Le paradoxe semble plus grand encore lorsque l’on sait que l’ANI a été adopté à l’unanimité, alors que la mesure prévue dans cet article est contestée par les organisations syndicales majoritaires.
De plus, la mesure que vous proposez, monsieur le ministre, ne profitera qu’à un nombre réduit de contrôleurs – 540 environ, quelque 85 % des contrôleurs du travail demeurant dans leur situation actuelle. Leur revendication d’un passage en catégorie A type nous paraît pourtant légitime. Leurs missions sont proches, en effet, de celles des inspecteurs du travail.

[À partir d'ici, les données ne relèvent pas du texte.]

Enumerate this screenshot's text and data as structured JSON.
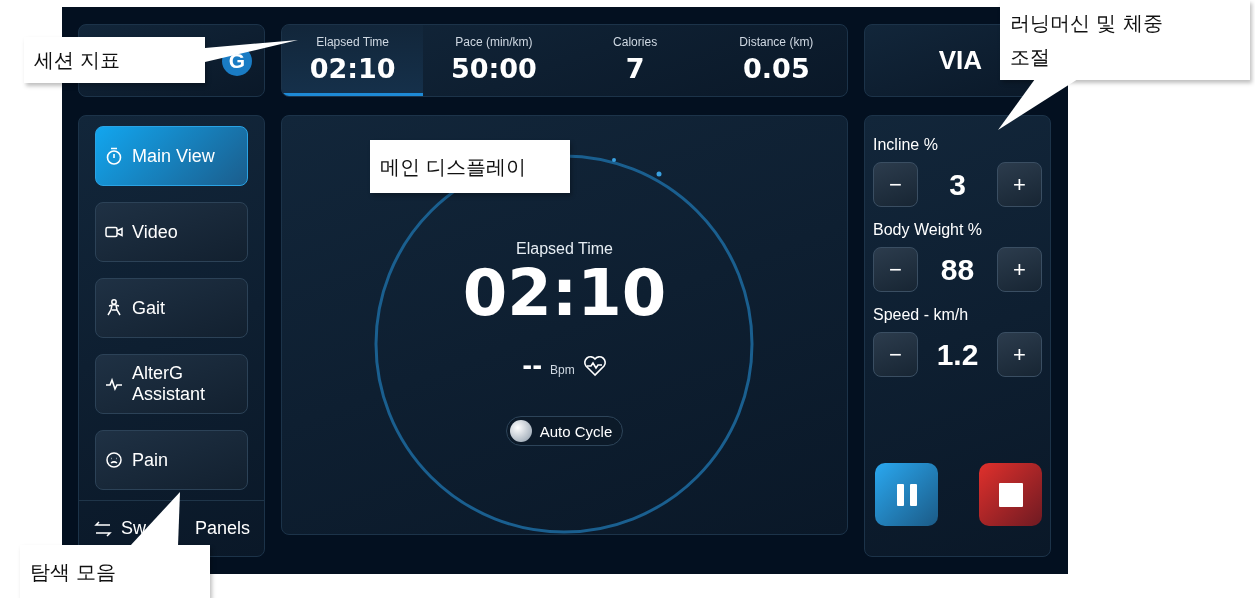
{
  "logo": {
    "mark": "G"
  },
  "metrics": [
    {
      "label": "Elapsed Time",
      "value": "02:10",
      "selected": true
    },
    {
      "label": "Pace (min/km)",
      "value": "50:00",
      "selected": false
    },
    {
      "label": "Calories",
      "value": "7",
      "selected": false
    },
    {
      "label": "Distance (km)",
      "value": "0.05",
      "selected": false
    }
  ],
  "brand": {
    "text": "VIA"
  },
  "nav": [
    {
      "label": "Main View",
      "kind": "stopwatch",
      "selected": true
    },
    {
      "label": "Video",
      "kind": "camera",
      "selected": false
    },
    {
      "label": "Gait",
      "kind": "figure",
      "selected": false
    },
    {
      "label": "AlterG Assistant",
      "kind": "pulse",
      "selected": false
    },
    {
      "label": "Pain",
      "kind": "face",
      "selected": false
    }
  ],
  "switch_panels": {
    "text_parts": [
      "Sw",
      "Panels"
    ]
  },
  "main_display": {
    "label": "Elapsed Time",
    "value": "02:10",
    "heart_rate": "--",
    "heart_rate_unit": "Bpm",
    "auto_cycle": {
      "label": "Auto Cycle",
      "on": false
    }
  },
  "controls": [
    {
      "label": "Incline %",
      "value": "3",
      "minus": "−",
      "plus": "+"
    },
    {
      "label": "Body Weight %",
      "value": "88",
      "minus": "−",
      "plus": "+"
    },
    {
      "label": "Speed - km/h",
      "value": "1.2",
      "minus": "−",
      "plus": "+"
    }
  ],
  "playback": [
    {
      "kind": "pause"
    },
    {
      "kind": "stop"
    }
  ],
  "annotations": [
    {
      "lines": [
        "세션 지표"
      ]
    },
    {
      "lines": [
        "메인 디스플레이"
      ]
    },
    {
      "lines": [
        "탐색 모음"
      ]
    },
    {
      "lines": [
        "러닝머신 및 체중",
        "조절"
      ]
    }
  ]
}
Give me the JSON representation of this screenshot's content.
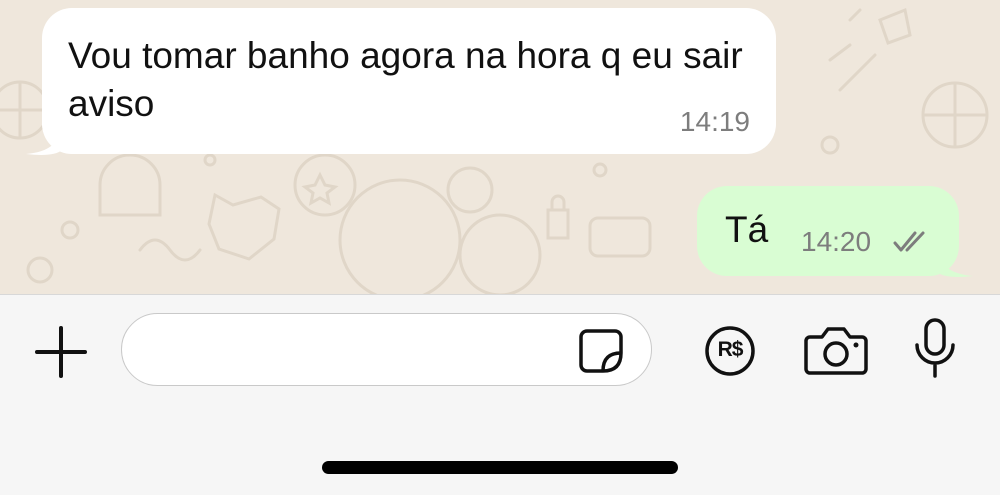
{
  "messages": [
    {
      "direction": "incoming",
      "text": "Vou tomar banho agora na hora q eu sair aviso",
      "time": "14:19"
    },
    {
      "direction": "outgoing",
      "text": "Tá",
      "time": "14:20",
      "status": "read"
    }
  ],
  "composer": {
    "value": "",
    "placeholder": "",
    "icons": [
      "plus-icon",
      "sticker-icon",
      "pix-icon",
      "camera-icon",
      "microphone-icon"
    ],
    "pix_label": "R$"
  },
  "colors": {
    "chat_bg": "#efe7dc",
    "incoming_bubble": "#ffffff",
    "outgoing_bubble": "#d9fdd3",
    "timestamp": "#7d7d7d"
  }
}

Naturellement, ces derniers continueraient à relever de la catégorie A spécifique dont ils dépendent et conserveraient ainsi une rémunération supérieure à celle des contrôleurs.
Les contrôleurs non concernés par votre mesure seront très majoritaires, et rien ne semble prévu pour eux, si ce n’est leur entrée dans le nouvel espace salarial, une mesure contestée par l’ensemble des organisations syndicales. Les inquiétudes sont grandes, et les organisations syndicales majoritaires, la CGT, la FSU et SUD, ont fait connaitre leur opposition.
Dans ce contexte, il nous semble plus opportun que le Gouvernement négocie avec les organisations syndicales les conditions de mise en œuvre de cette mesure ainsi que, de manière générale, l’ensemble de la réforme de l’inspection du travail.
Pour toutes ces raisons, le groupe CRC s’abstiendra sur cet article.
M. le président. La parole est à M. Ronan Kerdraon, sur l'article.
M. Ronan Kerdraon. Cet article prévoit l’accession des contrôleurs du travail au corps de l’inspection du travail, par la voie d’un examen professionnel, dans la limite d’un contingent annuel, pendant une durée de trois ans.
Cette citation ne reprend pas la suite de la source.